Fine-grained complexity

  • SETH ⟹ Orthogonal vectors conjecture
  • Orthogonal vectors conjecture  ⟹ NFA evaluation needs quadratic algorithms

Questions for the oral exam:

  • Prove: SETH ⟹ Orthogonal vectors conjecture
  • Prove: Orthogonal vectors conjecture  ⟹ NFA evaluation needs quadratic algorithms

Parametrized complexity

  • An algorithm for vertex cover that is linear when the size of the vertex cover is fixed
  • The class FPT and FPT-reductions
  • An FPT algorithm for 3-colourability on bounded treewidth

Questions for the oral exam:

  • Define the class FPT and show that vertex cover is in it
  • Show FPT reductions, both ways, between the k-clique problem and Turing machines with accepting computations of length k.

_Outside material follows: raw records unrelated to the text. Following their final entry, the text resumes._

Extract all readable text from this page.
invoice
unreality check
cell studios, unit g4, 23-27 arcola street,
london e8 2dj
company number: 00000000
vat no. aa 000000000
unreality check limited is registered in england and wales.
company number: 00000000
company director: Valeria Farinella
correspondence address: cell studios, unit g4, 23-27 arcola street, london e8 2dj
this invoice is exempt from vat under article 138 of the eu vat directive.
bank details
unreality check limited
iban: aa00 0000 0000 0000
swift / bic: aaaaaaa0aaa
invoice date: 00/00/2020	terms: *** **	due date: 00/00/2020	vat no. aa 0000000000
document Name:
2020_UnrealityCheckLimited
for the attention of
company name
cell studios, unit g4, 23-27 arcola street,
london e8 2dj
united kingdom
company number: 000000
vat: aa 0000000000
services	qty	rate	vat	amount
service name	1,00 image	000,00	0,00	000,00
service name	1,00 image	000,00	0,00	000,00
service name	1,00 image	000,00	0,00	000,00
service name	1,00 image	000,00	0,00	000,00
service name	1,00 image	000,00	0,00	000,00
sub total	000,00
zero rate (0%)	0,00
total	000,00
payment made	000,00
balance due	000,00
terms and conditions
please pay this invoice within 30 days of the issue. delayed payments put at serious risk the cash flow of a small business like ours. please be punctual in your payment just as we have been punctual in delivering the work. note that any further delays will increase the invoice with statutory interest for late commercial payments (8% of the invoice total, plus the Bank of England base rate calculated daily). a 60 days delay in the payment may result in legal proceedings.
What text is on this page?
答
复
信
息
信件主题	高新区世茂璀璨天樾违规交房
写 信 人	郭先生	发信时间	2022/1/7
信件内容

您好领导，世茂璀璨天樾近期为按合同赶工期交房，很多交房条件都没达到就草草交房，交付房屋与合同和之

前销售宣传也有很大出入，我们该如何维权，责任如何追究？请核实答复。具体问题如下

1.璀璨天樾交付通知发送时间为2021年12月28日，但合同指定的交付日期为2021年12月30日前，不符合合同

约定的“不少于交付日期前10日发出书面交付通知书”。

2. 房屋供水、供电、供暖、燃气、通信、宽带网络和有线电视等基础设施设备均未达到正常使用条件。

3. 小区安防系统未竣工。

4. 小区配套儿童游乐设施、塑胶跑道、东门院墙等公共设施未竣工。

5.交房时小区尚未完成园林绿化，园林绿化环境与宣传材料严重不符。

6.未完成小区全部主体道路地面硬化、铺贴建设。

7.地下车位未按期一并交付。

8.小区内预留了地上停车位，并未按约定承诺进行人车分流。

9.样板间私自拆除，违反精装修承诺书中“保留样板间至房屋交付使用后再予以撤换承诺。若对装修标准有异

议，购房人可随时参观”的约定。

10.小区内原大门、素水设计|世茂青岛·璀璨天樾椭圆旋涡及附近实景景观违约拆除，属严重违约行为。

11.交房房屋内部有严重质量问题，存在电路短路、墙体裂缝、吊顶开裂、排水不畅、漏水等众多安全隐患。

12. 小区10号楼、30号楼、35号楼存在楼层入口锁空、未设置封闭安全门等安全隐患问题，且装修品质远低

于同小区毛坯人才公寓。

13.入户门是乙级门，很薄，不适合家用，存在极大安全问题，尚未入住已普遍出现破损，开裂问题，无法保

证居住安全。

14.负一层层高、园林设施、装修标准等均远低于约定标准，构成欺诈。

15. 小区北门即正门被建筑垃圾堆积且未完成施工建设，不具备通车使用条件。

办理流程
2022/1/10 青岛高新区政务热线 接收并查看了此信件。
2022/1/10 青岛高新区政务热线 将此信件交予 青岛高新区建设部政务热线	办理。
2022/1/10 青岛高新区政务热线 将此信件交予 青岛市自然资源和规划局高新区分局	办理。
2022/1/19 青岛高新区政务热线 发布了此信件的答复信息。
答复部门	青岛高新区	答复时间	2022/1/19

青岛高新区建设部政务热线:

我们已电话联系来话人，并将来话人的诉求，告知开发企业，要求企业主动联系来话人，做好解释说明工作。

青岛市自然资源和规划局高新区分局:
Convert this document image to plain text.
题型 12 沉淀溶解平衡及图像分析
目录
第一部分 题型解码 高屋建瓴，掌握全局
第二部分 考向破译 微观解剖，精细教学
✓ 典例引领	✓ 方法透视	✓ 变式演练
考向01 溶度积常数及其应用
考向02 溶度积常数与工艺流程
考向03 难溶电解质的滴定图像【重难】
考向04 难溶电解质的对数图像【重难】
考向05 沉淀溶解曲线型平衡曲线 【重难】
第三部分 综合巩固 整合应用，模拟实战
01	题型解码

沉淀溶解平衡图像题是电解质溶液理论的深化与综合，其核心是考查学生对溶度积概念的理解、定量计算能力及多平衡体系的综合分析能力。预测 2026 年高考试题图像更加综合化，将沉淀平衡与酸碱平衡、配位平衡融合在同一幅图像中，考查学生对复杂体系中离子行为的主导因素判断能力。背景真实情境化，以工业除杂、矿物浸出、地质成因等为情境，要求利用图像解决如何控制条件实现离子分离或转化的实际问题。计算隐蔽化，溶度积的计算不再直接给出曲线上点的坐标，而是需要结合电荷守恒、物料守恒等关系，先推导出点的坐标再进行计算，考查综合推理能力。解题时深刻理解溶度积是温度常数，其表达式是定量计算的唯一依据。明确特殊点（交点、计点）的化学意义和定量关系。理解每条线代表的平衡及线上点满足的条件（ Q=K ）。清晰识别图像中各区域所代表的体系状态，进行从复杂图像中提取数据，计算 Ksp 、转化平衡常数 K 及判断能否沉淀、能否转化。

The remaining lectures are not part of the oral exam.

Streaming

  • An algorithm for ε-heavy hitters
  • An algorithm for unique names

Lecture 10. Quantum computation

  • BPP via probabilistic circuits
  • quantum circuits
  • the class BQP (bounded error quantum polynomial time)

Lecture 11. Simon’s algorithm

  • Simon’s algorithm

 

Homework

There will be several homework assignments, including programming assignments.

 

Homework 1

Your goal will be to write a python program,  which transforms a two-tape machine into an equivalent one-tape machine. The details are on the classroom page. You play with Turing machines using something called “jupyter notebook”. Once you have installed jupyter, download the file turingPython.ipynb,  and then type “jupyter lab turingPython.ipynb” into the command line from the directory containing the downloaded file.